Confronting the crisis in our national parks - Cover Story
USA Today (Society for the Advancement of Education), Sept, 1997 by James M. Ridenour
Despite occasional success stories, the national park system is slipping deeper into disrepair. Roads in Yellowstone are falling apart. Buildings need new roofs. Infrastructure items such as water, sewer, and utilities are in bad shape. Estimates of the maintenance backlog range from $2,000,000,000 to $8,000,000,000; no matter which estimate one believes, the number is big and getting bigger. The decaying infrastructure of the system is emblematic of the problem at all levels of government.
There are two strategies that need to be addressed: increasing revenues or decreasing expenditures. Some combination of these two strategies represent the only viable plan for putting the parks back on a path to a healthy status by 2010.
The Federal government has "thinned the blood" of the national parks system by adding units that do not meet the tests of national significance. This headlong rush into adding parks that do not belong in the system can be laid directly on the doorstep of Congress, which has treated the National Park Service as if it were an economic development agency, rather than the protector and conservator of the nation's finest resources.
Fiscal sanity appears to be more popular in Washington these days, but for the National Park Service, it comes a little late. Loaded with pork-barrel projects, the NPS finds itself struggling to keep the nation's finest natural and cultural resources alive and operational due to a drain that siphons off needed dollars to projects that more realistically should be operated by state or local government.
It doesn't take a genius to look at the list of national park units to understand how some of these sites came into existence. The entrance of many of these units onto the Federal payroll can be traced directly to the financial condition of state or local government at the time Congress brought them into the national system.

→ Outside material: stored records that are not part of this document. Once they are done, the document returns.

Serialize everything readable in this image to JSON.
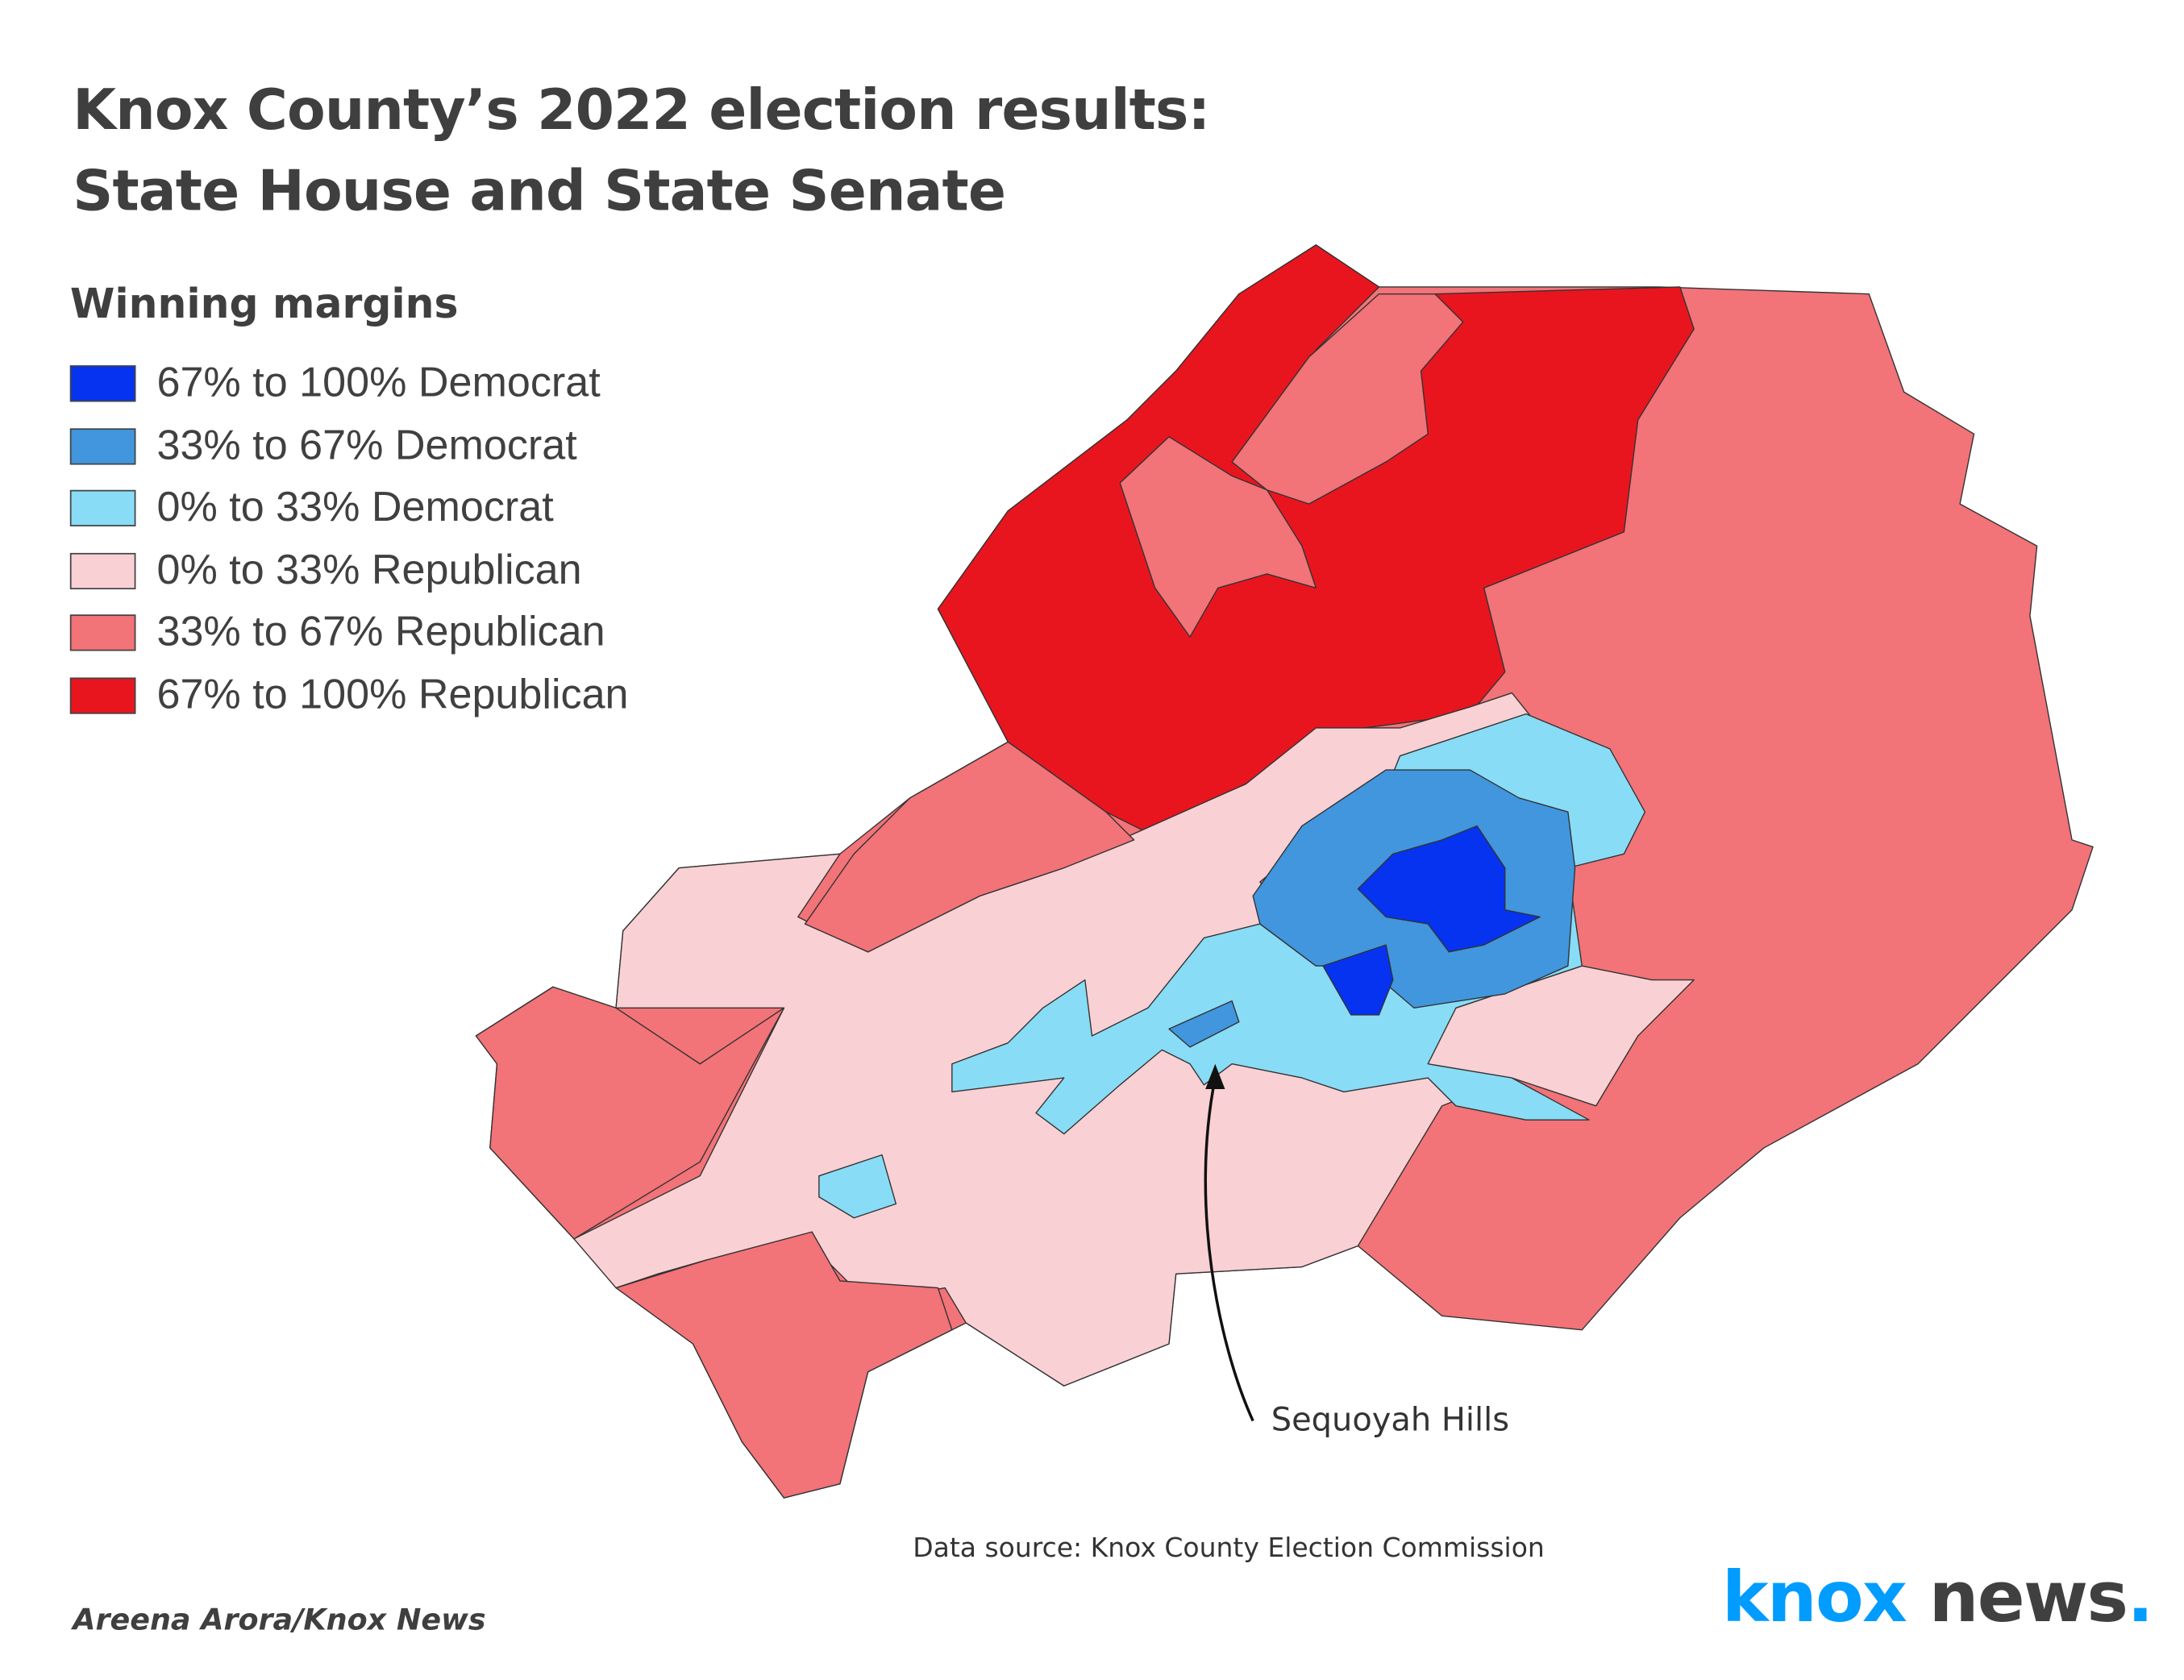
{
  "title_line1": "Knox County’s 2022 election results:",
  "title_line2": "State House and State Senate",
  "legend": {
    "title": "Winning margins",
    "items": [
      {
        "label": "67% to 100% Democrat",
        "color": "#0533f0"
      },
      {
        "label": "33% to 67% Democrat",
        "color": "#4196de"
      },
      {
        "label": "0% to 33% Democrat",
        "color": "#88dcf6"
      },
      {
        "label": "0% to 33% Republican",
        "color": "#f9d0d4"
      },
      {
        "label": "33% to 67% Republican",
        "color": "#f27378"
      },
      {
        "label": "67% to 100% Republican",
        "color": "#e8151f"
      }
    ]
  },
  "annotation": "Sequoyah Hills",
  "source": "Data source: Knox County Election Commission",
  "credit": "Areena Arora/Knox News",
  "logo": {
    "part1": "knox",
    "part2": "news",
    "dot": ".",
    "colors": {
      "knox": "#009cff",
      "news": "#404040"
    }
  }
}
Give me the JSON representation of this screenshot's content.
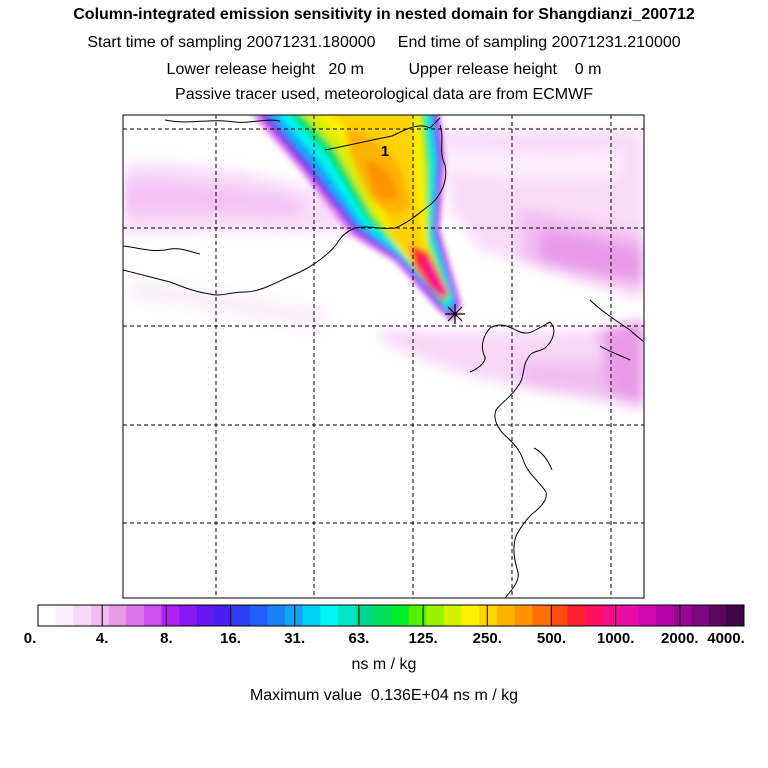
{
  "header": {
    "title": "Column-integrated emission sensitivity in nested domain for Shangdianzi_200712",
    "sampling_line": "Start time of sampling 20071231.180000     End time of sampling 20071231.210000",
    "release_line": "Lower release height   20 m          Upper release height    0 m",
    "tracer_line": "Passive tracer used, meteorological data are from ECMWF"
  },
  "map": {
    "marker_label": "1"
  },
  "colorbar": {
    "labels": [
      "0.",
      "4.",
      "8.",
      "16.",
      "31.",
      "63.",
      "125.",
      "250.",
      "500.",
      "1000.",
      "2000.",
      "4000."
    ],
    "colors": [
      "#ffffff",
      "#fdeffd",
      "#f8d8f8",
      "#f1bdf1",
      "#e89ae8",
      "#dc78ef",
      "#cb50f2",
      "#b01ff5",
      "#8a18f0",
      "#6616f0",
      "#4a1ef2",
      "#2e40f5",
      "#1f5ff7",
      "#1a80f8",
      "#10a4f9",
      "#00d0f8",
      "#00f4f0",
      "#00e6c8",
      "#00d890",
      "#00e05a",
      "#00ee28",
      "#50f200",
      "#98f200",
      "#d6f000",
      "#fff000",
      "#ffd200",
      "#ffb400",
      "#ff9400",
      "#ff7000",
      "#ff4a10",
      "#ff2030",
      "#ff1060",
      "#f80c90",
      "#e80aa8",
      "#d008b0",
      "#b406a8",
      "#980696",
      "#7c0680",
      "#5c0660",
      "#400448"
    ],
    "units": "ns m / kg",
    "max_value": "Maximum value  0.136E+04 ns m / kg"
  }
}
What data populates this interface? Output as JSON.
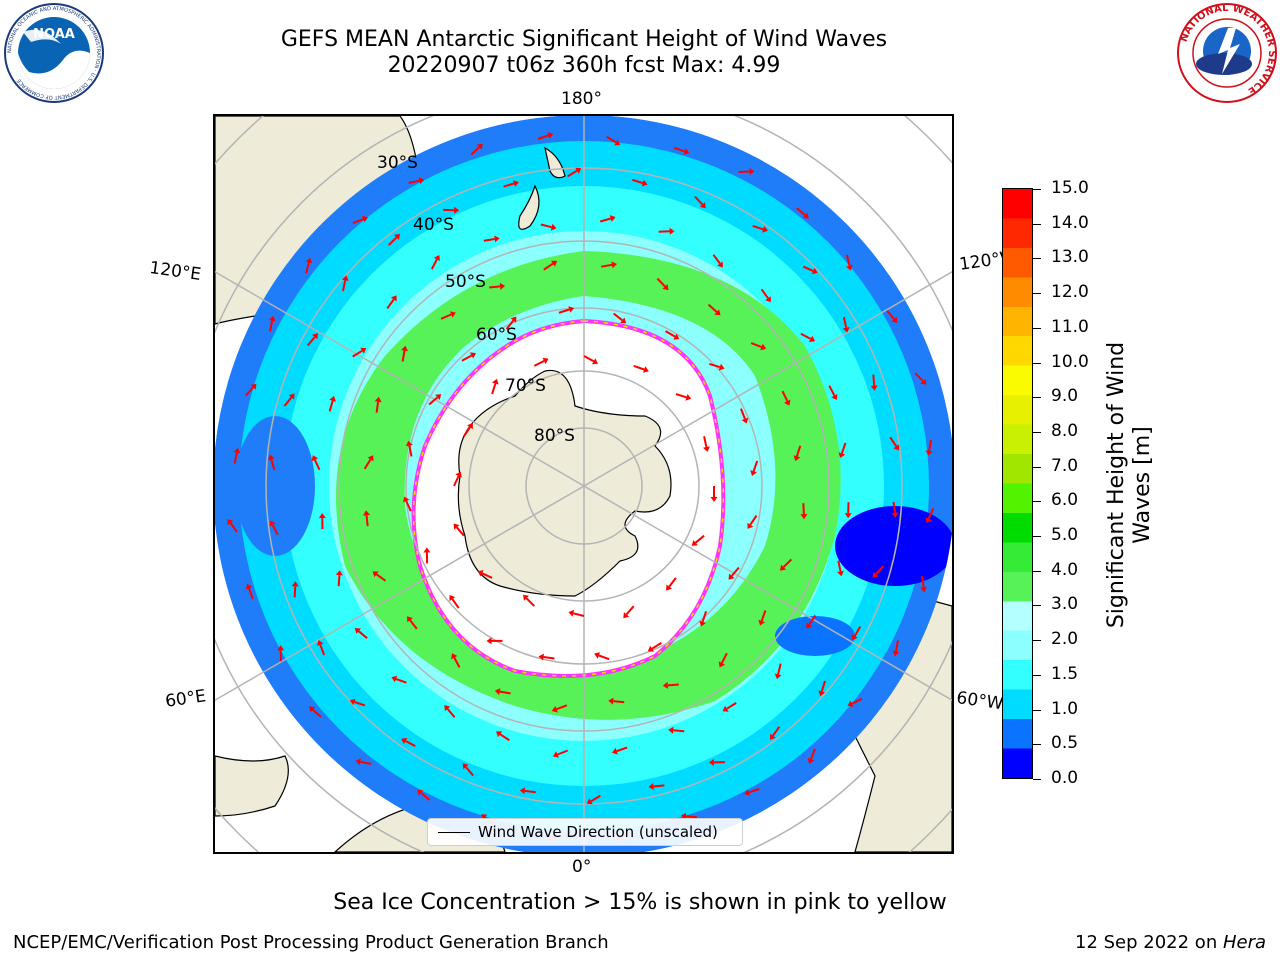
{
  "title": {
    "line1": "GEFS MEAN Antarctic Significant Height of Wind Waves",
    "line2": "20220907 t06z 360h fcst   Max: 4.99"
  },
  "logos": {
    "left": {
      "name": "noaa-logo",
      "text": "NOAA",
      "ring_text": "NATIONAL OCEANIC AND ATMOSPHERIC ADMINISTRATION · U.S. DEPARTMENT OF COMMERCE"
    },
    "right": {
      "name": "nws-logo",
      "ring_text": "NATIONAL WEATHER SERVICE"
    }
  },
  "map": {
    "projection": "south-polar-stereographic",
    "longitude_labels": {
      "top": "180°",
      "bottom": "0°",
      "upper_left": "120°E",
      "upper_right": "120°W",
      "lower_left": "60°E",
      "lower_right": "60°W"
    },
    "latitude_labels": [
      "30°S",
      "40°S",
      "50°S",
      "60°S",
      "70°S",
      "80°S"
    ],
    "legend": "Wind Wave Direction (unscaled)",
    "colors": {
      "land": "#eeebd9",
      "ocean_low": "#1f7dfa",
      "ocean_mid": "#33ffff",
      "ocean_green": "#4cf26a",
      "ice_edge": "#ff33ff",
      "arrow": "#ff0000",
      "grid": "#b4b4b4"
    }
  },
  "colorbar": {
    "title_line1": "Significant Height of Wind",
    "title_line2": "Waves [m]",
    "ticks": [
      "15.0",
      "14.0",
      "13.0",
      "12.0",
      "11.0",
      "10.0",
      "9.0",
      "8.0",
      "7.0",
      "6.0",
      "5.0",
      "4.0",
      "3.0",
      "2.0",
      "1.5",
      "1.0",
      "0.5",
      "0.0"
    ],
    "colors_bottom_to_top": [
      "#0000ff",
      "#0a73ff",
      "#00dcff",
      "#33ffff",
      "#8cffff",
      "#b4ffff",
      "#57f257",
      "#35eb35",
      "#00dc00",
      "#52f200",
      "#a0e600",
      "#c8f000",
      "#e6f000",
      "#fafa00",
      "#ffd800",
      "#ffb400",
      "#ff8c00",
      "#ff5a00",
      "#ff2800",
      "#ff0000"
    ]
  },
  "caption": "Sea Ice Concentration > 15% is shown in pink to yellow",
  "credits": {
    "left": "NCEP/EMC/Verification Post Processing Product Generation Branch",
    "right_date": "12 Sep 2022 on ",
    "right_host": "Hera"
  }
}
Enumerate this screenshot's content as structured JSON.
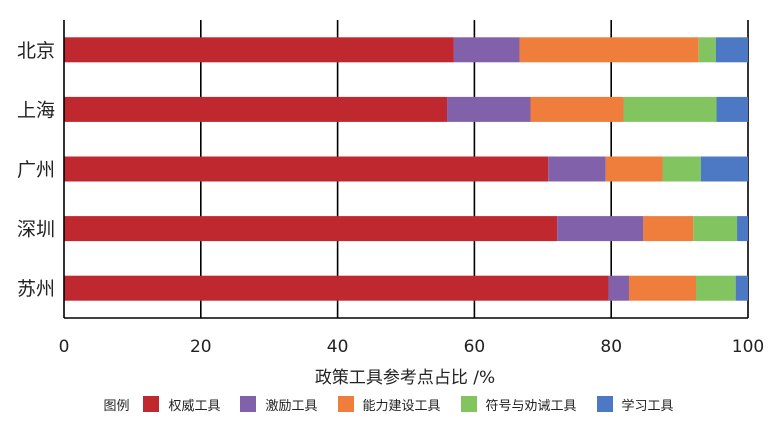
{
  "chart_data": {
    "type": "bar",
    "orientation": "horizontal",
    "stacked": true,
    "categories": [
      "北京",
      "上海",
      "广州",
      "深圳",
      "苏州"
    ],
    "series": [
      {
        "name": "权威工具",
        "color": "#c0282f",
        "values": [
          57.0,
          56.0,
          70.8,
          72.1,
          79.6
        ]
      },
      {
        "name": "激励工具",
        "color": "#8261ab",
        "values": [
          9.6,
          12.2,
          8.4,
          12.6,
          3.0
        ]
      },
      {
        "name": "能力建设工具",
        "color": "#ef7d3c",
        "values": [
          26.2,
          13.6,
          8.3,
          7.3,
          9.8
        ]
      },
      {
        "name": "符号与劝诫工具",
        "color": "#82c460",
        "values": [
          2.5,
          13.6,
          5.6,
          6.4,
          5.8
        ]
      },
      {
        "name": "学习工具",
        "color": "#4d78c4",
        "values": [
          4.7,
          4.6,
          6.9,
          1.6,
          1.8
        ]
      }
    ],
    "xlabel": "政策工具参考点占比 /%",
    "ylabel": "",
    "xlim": [
      0,
      100
    ],
    "xticks": [
      "0",
      "20",
      "40",
      "60",
      "80",
      "100"
    ],
    "grid": "vertical",
    "legend_position": "bottom",
    "legend_title": "图例"
  }
}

There was a proposed legislation a few years ago that would have addressed the issue of the NPS being loaded down with the financial burden of park sites of less than national significance. Opponents successfully labeled the legislation "a parks closure bill," and Congress got nervous and did not stand its ground on the issue despite strong bipartisan support from well-regarded parks-oriented legislators. That legislation, in some form, should be revisited.
Having less than deserving park sites on the national payroll is the single most costly issue the NPS deals with. It dwarfs other money-saving ideas that may help, but not heal, the system. There are a number of other possibilities that could increase revenues and decrease expenses, but they represent drops in the bucket compared to this major issue.
Most of the park sites I might list for reconsideration have tremendous value to the areas where they are located. These may be great tourist attractions or provide excellent local recreation opportunities. They even may have regional significance. However, their national significance is in question and I would hazard a guess that, if the money issues could be solved, state and local government or the private sector -- perhaps locally organized nonprofits -- would manage many of these sites very well. The public would continue to be well-served.
I can hear the cries and moans now! This might be tougher to do than military base closures. Congress might even consider a weaning process that turns control of some park sites back to local government over a period of years. This will be extremely controversial, but the time has come to deal with controversial issues.
I am a strong advocate of state and local parks. I was reviewing past testimony I have given in Congress and found that, as director of the National Park Service, I supported $60,000,000 to go to state and local governments from the Land and Water Conservation Fund in the 1993 budget. I bring this up as a way of saying that I think the bulk of the people served by park programs in this country are served by state and local parks. These often have a different focus than the national parks, but they are no less important. By and large, I believe that state and local governments should own and manage those parks.
One idea that has obvious merit is to increase user fees at the parks. The most obvious example is gate fees. There is more money expended on popcorn at the nation's movie theaters than is spent for the operations budget of the nation's parks. You can't take a family of four to a first-run movie and buy a snack or two as cheaply as you can take that same family through the gates of the national parks.
There is strong feeling that people will pay the increase as long as they are confident the money is going back into the park. However, they have a fear or suspicion that the money will go back to Washington, and experience tells us that money never makes the round-trip to Washington without a significant drain somewhere along the Potomac. There is further concern that Congress will cut the appropriation to the NPS by the amount that is collected from increased fees, thus punishing the parks for being more aggressive fee collectors. Unless the push for more and higher fee collections results in visible improvements in the parks, I would predict unhappy voters.